Note that you cannot always tell how your message is being received by how it looks when quoted back to you in a reply, so it is best to verify whether the recipient actually has problems reading your text before trying to fix anything.

Also you cannot tell what is happening to the encoding of your outgoing mail by looking at Message > Text Encoding. It will always say Automatic or Default (unless of course you change it manually) even when you have set this to something specific in the Terminal. In addition, Mail > Preferences > Appearance > Default Encoding is only for incoming messages, not for outgoings.

To check whether your mail is being given a uniform encoding, do View > Message > Raw Source on the message in your Sent folder and check to see if all the "charset=" statements are the same (there should normally be 2 of these in a rich text message).

Duplicated Texts: Some older mail clients such as Outlook Express and Eudora have been reported to display two copies of rich text messages with attachments coming from Mail. Why this happens is not known, but a possible fix is to manually set the encoding to ISO-8859-1 before sending.

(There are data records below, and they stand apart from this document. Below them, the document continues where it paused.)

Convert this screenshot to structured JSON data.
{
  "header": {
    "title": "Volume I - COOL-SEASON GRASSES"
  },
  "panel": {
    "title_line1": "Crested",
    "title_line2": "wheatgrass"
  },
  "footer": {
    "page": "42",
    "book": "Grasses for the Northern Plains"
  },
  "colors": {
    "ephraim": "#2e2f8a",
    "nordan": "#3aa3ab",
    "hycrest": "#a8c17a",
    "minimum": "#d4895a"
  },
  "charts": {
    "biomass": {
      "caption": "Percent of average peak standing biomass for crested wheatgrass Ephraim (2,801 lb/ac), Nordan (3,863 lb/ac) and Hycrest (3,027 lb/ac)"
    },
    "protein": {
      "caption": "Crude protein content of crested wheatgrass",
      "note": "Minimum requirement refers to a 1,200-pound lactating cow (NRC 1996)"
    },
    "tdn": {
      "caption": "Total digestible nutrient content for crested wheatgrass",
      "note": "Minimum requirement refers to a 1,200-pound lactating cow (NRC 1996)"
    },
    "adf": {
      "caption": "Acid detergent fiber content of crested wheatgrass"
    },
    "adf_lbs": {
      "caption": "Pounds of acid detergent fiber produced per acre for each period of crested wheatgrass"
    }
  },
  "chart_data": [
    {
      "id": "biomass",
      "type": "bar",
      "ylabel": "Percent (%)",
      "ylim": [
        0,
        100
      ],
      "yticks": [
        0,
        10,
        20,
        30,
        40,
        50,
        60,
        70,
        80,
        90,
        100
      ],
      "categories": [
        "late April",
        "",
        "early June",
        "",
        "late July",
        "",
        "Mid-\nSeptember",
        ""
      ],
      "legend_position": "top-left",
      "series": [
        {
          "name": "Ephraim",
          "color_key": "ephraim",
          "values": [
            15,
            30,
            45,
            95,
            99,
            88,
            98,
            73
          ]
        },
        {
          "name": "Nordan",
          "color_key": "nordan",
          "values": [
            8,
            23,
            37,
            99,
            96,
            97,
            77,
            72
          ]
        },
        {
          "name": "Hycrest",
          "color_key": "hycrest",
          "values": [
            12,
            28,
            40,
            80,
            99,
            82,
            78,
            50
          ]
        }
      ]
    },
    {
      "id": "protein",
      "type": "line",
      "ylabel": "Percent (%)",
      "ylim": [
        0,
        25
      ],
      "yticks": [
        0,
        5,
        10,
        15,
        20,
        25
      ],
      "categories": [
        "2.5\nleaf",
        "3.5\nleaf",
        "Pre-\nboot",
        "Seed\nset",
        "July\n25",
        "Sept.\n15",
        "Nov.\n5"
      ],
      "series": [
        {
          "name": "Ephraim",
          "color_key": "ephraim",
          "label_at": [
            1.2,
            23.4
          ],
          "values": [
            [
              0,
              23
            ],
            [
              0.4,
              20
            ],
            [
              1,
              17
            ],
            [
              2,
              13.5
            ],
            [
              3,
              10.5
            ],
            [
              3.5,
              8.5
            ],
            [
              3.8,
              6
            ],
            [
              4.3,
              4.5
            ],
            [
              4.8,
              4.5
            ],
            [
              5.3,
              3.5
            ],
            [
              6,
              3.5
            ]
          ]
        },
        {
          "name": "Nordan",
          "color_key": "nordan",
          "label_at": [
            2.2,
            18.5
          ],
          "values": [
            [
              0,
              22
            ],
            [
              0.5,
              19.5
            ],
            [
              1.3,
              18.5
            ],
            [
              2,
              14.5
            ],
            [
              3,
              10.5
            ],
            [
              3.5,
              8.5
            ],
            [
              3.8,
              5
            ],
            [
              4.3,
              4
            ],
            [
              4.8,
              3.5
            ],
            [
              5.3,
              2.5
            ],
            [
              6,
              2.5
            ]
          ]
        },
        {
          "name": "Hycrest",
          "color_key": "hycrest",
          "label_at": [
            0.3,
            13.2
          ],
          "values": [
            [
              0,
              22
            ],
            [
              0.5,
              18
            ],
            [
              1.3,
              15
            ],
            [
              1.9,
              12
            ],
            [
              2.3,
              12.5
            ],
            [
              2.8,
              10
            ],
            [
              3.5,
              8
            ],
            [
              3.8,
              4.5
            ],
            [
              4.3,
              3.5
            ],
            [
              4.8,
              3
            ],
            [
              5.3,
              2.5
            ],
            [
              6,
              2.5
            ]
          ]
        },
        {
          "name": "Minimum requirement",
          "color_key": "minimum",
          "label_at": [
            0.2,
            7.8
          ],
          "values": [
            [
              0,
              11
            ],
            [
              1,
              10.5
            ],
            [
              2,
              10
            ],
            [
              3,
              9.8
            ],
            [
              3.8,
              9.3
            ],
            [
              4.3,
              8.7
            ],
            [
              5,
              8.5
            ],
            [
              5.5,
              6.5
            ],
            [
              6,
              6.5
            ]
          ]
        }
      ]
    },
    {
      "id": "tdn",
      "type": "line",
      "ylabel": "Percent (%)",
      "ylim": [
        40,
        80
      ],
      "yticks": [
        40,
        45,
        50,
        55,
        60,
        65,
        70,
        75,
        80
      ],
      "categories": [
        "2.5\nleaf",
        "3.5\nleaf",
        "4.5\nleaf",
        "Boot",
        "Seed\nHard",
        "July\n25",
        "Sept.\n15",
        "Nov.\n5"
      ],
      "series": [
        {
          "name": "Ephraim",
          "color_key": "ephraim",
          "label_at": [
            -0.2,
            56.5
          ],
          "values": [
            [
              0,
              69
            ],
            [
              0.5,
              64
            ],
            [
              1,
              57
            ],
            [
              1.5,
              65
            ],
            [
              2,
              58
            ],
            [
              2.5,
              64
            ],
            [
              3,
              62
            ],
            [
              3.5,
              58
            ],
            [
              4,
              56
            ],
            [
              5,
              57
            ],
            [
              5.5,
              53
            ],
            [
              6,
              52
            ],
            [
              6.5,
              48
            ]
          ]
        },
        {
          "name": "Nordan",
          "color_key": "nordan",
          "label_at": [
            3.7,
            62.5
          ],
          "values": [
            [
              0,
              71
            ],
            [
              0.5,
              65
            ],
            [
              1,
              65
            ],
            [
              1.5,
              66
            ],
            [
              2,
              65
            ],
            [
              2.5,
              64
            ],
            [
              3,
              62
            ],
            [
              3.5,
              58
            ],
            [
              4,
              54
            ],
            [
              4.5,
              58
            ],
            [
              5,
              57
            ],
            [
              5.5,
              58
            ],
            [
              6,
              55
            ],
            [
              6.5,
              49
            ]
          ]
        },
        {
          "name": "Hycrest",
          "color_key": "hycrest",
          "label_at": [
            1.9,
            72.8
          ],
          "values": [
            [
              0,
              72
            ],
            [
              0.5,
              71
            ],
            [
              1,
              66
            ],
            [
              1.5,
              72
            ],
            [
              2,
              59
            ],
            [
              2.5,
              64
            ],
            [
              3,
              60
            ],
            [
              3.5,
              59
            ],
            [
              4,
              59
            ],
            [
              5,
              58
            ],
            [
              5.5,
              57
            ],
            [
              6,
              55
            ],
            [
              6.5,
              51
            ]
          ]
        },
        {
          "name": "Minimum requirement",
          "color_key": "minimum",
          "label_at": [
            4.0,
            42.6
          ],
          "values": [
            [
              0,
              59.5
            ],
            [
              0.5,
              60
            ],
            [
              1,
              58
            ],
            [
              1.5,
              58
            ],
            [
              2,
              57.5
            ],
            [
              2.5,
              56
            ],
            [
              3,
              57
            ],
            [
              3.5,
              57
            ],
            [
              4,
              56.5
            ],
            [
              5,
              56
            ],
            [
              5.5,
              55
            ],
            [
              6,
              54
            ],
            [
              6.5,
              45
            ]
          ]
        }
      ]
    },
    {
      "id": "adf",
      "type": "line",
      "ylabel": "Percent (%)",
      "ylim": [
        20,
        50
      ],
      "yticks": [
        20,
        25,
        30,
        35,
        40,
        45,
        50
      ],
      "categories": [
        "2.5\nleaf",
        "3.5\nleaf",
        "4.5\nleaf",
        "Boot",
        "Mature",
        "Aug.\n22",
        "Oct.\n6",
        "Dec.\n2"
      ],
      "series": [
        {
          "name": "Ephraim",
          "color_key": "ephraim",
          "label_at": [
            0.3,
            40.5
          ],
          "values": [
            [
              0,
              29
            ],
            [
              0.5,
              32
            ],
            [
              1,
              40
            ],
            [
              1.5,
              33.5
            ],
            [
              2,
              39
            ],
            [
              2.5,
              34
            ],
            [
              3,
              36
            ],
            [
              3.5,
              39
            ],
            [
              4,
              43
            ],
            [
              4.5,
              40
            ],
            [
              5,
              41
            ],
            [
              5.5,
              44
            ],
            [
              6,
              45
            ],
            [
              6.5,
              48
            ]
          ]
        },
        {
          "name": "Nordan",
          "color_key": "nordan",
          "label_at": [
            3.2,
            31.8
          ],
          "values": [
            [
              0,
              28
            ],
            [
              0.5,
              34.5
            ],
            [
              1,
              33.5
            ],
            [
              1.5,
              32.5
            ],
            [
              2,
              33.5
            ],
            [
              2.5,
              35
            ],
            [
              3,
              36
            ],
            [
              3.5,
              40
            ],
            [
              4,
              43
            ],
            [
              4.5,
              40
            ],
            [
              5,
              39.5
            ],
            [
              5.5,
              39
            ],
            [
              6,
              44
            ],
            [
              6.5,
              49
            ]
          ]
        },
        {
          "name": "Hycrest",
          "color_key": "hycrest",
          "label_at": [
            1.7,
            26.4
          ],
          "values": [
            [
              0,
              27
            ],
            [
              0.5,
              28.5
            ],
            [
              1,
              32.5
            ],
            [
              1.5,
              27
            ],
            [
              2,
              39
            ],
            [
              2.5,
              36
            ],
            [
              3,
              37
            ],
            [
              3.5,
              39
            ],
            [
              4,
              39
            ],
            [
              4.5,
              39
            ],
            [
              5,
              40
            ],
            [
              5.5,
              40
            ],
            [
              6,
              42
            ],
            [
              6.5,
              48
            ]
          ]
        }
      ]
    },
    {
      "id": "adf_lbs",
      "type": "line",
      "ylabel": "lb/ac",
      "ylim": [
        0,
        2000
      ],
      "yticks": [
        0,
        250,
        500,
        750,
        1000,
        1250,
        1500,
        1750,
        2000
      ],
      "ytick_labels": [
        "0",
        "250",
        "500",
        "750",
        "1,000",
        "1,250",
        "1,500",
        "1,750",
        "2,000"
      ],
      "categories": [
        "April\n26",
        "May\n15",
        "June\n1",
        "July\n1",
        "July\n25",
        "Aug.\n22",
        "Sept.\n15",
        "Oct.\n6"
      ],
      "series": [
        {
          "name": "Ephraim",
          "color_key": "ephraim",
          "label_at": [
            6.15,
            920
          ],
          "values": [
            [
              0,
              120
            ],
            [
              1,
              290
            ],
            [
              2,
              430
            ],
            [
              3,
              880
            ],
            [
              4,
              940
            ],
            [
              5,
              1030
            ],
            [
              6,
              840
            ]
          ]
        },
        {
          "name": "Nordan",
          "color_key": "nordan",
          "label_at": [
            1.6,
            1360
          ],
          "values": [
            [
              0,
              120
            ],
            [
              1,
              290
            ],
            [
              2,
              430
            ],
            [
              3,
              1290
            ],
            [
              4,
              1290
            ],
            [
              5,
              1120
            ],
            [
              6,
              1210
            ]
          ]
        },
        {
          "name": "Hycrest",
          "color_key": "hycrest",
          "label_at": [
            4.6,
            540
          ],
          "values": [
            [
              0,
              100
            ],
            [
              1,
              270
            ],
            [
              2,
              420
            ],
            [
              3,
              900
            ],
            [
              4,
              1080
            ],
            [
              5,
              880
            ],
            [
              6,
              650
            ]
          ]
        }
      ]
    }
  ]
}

Webmail: If your problem involves what recipients are seeing in webmail rather than Win Outlook, the fixes here may or may not work. The ways different webmail systems deal with encodings is impossible to determine other than by experiment.

Boring Technical Details for Garbled Text

Here is the explanation for how this problem happens. Essentially there are two bugs in Outlook. The first one causes it to confuse the two encodings in a multipart incoming Mail message and read Latin-1 characters beyond ascii as if they were UTF-8. So, for example in the French phrase

pensé qu'il

it sees the é + space + q as a series of 3 bytes, E9 20 71 forming one character. (In UTF-8 a byte beginning with E signals a 3 byte character.)

E9 20 71 is not in fact a valid UTF-8 sequence, but Windows or Outlook has another bug: It doesn't care whether the sequence is valid or not. It looks at the binary for the last two bytes this sequence, which is

(E9) 00100000 01110001

and only reads the last 6 bits of each of them, assuming that the first 2 are 10 (which is what valid UTF-8 should normally have) instead of 00 and 01. So it interprets this as (E9) 10100000 10110001 or E9 A0 B1, which is valid UTF-8 for 頱. Thus "pensé qu'il" becomes "pens頱u'il."

Other accented characters may give different results, including question marks or complete absence of the character.

Some reports indicate that Outlook has yet a third bug, in that its reply function quotes the UTF-8 copy of the text but sends it as Latin-1, transforming the quoted text into garbage wherever it has non-ascii characters."